In the fantasy scenario, the girl forgot her gym shoes for the third day running; she called a woman teacher a rude name, she did something. She did it deliberately or unconsciously to attract the attention of the older, but still fit and sympathetic, teacher whose name she whispers to her pillow when it – the pillow – is clasped tight between her thighs.

And now she’s alone with him in his office, about to bend over his desk, lift her pleated skirt, and wonder if she’ll have to lower her panties as well. She hopes not, but when she fantasises about this moment, she always hears the command to take down her panties. When she dares, in her dreams she is told to undress, and she bares herself completely for the man she desires so badly.

She has bent over, and she waits. She listens for information about the man behind her. She hears the faint rattle that tells her he has selected the cane and not the strap, and in a kind of panic she pulls her skirt higher for him.

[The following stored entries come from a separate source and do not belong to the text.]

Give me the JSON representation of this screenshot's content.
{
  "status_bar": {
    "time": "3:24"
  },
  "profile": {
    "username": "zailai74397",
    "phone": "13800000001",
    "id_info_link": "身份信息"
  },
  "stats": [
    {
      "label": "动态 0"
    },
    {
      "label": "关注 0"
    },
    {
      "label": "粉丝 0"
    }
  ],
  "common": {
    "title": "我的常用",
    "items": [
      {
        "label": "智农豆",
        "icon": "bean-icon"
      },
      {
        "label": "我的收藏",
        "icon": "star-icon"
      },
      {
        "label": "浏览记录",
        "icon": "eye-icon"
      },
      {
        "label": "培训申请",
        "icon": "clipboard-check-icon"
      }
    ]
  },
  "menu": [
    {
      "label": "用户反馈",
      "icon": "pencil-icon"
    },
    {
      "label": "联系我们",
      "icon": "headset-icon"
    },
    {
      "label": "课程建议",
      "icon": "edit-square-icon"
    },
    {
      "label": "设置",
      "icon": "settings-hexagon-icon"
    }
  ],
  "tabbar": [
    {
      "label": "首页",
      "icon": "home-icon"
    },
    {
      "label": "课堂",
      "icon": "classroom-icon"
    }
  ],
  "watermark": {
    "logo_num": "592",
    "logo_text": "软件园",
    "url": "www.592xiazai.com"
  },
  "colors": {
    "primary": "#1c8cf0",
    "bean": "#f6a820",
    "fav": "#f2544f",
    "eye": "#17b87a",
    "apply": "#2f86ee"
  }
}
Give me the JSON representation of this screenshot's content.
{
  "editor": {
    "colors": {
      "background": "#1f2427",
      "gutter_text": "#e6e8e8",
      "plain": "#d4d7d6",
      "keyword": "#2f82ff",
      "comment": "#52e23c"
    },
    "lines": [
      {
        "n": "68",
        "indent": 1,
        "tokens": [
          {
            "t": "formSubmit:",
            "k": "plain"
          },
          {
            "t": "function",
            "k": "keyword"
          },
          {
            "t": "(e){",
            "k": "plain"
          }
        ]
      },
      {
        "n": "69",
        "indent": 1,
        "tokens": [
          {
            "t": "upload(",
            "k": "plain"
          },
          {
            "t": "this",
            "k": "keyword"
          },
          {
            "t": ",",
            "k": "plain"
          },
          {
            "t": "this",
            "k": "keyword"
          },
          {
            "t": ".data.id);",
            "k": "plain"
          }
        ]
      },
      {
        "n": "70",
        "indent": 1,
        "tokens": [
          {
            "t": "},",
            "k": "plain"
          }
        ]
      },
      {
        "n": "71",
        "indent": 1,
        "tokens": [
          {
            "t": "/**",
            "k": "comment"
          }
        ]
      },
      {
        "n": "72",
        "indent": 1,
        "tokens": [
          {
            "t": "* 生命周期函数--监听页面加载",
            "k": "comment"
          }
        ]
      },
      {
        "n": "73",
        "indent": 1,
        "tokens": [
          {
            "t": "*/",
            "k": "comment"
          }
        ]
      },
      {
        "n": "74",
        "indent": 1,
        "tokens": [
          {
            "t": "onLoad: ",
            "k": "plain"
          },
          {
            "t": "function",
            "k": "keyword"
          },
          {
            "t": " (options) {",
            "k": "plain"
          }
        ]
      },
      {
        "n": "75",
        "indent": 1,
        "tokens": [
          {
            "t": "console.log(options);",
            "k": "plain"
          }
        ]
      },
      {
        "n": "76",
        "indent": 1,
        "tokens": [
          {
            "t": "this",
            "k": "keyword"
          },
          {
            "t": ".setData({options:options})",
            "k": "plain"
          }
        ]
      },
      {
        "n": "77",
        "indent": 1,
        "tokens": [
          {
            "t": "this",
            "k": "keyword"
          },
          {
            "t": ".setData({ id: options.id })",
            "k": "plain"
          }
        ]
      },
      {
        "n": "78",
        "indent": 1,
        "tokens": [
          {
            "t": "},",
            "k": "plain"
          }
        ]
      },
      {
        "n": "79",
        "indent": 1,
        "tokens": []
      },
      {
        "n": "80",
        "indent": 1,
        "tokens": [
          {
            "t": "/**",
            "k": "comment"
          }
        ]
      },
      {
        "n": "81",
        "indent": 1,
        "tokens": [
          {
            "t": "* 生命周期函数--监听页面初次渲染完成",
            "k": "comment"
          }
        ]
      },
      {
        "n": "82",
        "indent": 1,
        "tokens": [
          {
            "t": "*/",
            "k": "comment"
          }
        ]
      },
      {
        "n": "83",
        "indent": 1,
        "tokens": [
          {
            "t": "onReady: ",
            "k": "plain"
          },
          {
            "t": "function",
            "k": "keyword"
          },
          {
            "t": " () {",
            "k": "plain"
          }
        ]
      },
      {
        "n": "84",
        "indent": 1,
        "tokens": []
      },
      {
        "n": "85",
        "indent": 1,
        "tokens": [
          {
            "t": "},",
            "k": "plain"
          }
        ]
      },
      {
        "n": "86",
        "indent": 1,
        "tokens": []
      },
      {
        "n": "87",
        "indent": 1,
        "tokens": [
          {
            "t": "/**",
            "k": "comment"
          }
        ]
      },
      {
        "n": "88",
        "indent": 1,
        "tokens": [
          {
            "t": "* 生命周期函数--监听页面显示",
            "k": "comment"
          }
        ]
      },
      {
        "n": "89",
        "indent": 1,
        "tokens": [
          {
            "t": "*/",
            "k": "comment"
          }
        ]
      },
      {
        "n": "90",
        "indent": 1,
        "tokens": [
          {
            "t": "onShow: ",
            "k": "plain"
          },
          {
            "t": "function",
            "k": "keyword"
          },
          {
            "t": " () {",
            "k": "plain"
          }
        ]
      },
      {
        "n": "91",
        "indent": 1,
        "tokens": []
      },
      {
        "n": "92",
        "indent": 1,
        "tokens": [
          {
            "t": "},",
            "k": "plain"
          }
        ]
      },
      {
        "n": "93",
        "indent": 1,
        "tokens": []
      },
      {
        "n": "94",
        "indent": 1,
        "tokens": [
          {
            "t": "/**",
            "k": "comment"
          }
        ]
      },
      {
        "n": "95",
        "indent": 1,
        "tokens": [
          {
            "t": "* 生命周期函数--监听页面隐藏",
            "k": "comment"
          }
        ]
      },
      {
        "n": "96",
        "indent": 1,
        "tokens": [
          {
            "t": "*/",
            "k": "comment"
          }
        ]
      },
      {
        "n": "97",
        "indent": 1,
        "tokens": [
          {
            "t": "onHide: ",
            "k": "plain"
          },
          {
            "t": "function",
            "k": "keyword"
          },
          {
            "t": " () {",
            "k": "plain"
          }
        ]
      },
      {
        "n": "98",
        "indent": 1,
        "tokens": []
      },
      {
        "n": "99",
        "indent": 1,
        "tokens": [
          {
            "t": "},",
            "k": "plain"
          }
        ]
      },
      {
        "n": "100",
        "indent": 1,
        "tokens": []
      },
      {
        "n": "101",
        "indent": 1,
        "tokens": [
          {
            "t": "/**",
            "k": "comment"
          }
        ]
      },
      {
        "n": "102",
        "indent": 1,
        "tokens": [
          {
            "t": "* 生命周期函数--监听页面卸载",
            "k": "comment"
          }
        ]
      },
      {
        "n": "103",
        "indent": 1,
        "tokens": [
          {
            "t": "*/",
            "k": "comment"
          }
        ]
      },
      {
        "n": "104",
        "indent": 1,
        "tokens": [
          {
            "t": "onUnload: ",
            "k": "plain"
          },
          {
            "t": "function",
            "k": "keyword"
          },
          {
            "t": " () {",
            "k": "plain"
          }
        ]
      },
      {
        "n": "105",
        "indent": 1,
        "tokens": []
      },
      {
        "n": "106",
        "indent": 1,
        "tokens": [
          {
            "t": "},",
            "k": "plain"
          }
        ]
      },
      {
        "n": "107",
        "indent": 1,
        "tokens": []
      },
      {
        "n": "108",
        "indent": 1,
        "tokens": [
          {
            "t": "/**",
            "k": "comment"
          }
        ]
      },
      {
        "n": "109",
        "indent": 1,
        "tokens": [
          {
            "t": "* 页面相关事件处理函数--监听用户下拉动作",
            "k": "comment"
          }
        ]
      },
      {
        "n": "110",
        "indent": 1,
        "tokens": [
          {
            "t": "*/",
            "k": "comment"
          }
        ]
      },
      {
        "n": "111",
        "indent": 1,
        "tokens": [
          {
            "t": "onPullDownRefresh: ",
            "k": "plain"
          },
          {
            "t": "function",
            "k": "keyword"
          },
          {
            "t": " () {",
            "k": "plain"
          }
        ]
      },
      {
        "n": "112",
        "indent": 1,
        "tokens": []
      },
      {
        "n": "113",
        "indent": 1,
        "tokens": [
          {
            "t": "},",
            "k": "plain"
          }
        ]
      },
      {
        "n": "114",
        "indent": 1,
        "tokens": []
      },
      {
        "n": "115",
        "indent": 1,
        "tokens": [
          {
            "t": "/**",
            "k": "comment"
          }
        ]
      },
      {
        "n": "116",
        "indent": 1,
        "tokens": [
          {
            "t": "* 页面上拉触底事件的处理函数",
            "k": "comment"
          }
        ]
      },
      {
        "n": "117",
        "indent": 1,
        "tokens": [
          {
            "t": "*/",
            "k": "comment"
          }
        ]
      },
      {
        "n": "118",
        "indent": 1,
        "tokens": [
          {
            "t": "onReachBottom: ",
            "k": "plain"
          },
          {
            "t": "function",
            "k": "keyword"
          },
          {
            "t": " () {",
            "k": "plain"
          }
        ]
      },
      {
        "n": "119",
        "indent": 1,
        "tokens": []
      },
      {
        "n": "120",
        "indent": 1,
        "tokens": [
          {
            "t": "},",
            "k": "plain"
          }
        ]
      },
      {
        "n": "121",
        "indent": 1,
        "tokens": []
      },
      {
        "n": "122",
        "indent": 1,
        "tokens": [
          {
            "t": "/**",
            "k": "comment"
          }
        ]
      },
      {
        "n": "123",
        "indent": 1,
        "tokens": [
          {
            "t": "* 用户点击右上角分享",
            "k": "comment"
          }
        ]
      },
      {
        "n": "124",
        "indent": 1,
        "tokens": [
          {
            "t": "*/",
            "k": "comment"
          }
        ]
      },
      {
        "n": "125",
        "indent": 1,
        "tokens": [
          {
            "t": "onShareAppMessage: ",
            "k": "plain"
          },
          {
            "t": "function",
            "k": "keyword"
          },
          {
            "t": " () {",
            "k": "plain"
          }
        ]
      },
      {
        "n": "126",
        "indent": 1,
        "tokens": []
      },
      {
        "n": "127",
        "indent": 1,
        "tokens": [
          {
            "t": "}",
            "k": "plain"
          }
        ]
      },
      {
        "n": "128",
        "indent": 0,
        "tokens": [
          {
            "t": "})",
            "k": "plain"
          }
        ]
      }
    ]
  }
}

She hears his slight cough when she lifts her skirt so high, as he takes in the delicate bones of her lower spine, the delicacy of her waist, and her desire to please him. The knowledge that she has moved him with her obedience and her body overtakes her with a rush of emotion and passion. She cries out, “Oh sir, please not the cane. i’m a good girl really.” 

Whatever ‘really’ means.

But in reality, that line is likely to be spoken by a woman in her 20s or her 50s or anywhere between, who left school and tremulous virginity long ago. She speaks the sentence knowingly, mocking it while also acknowledging the power of the scenario in which it’s embedded.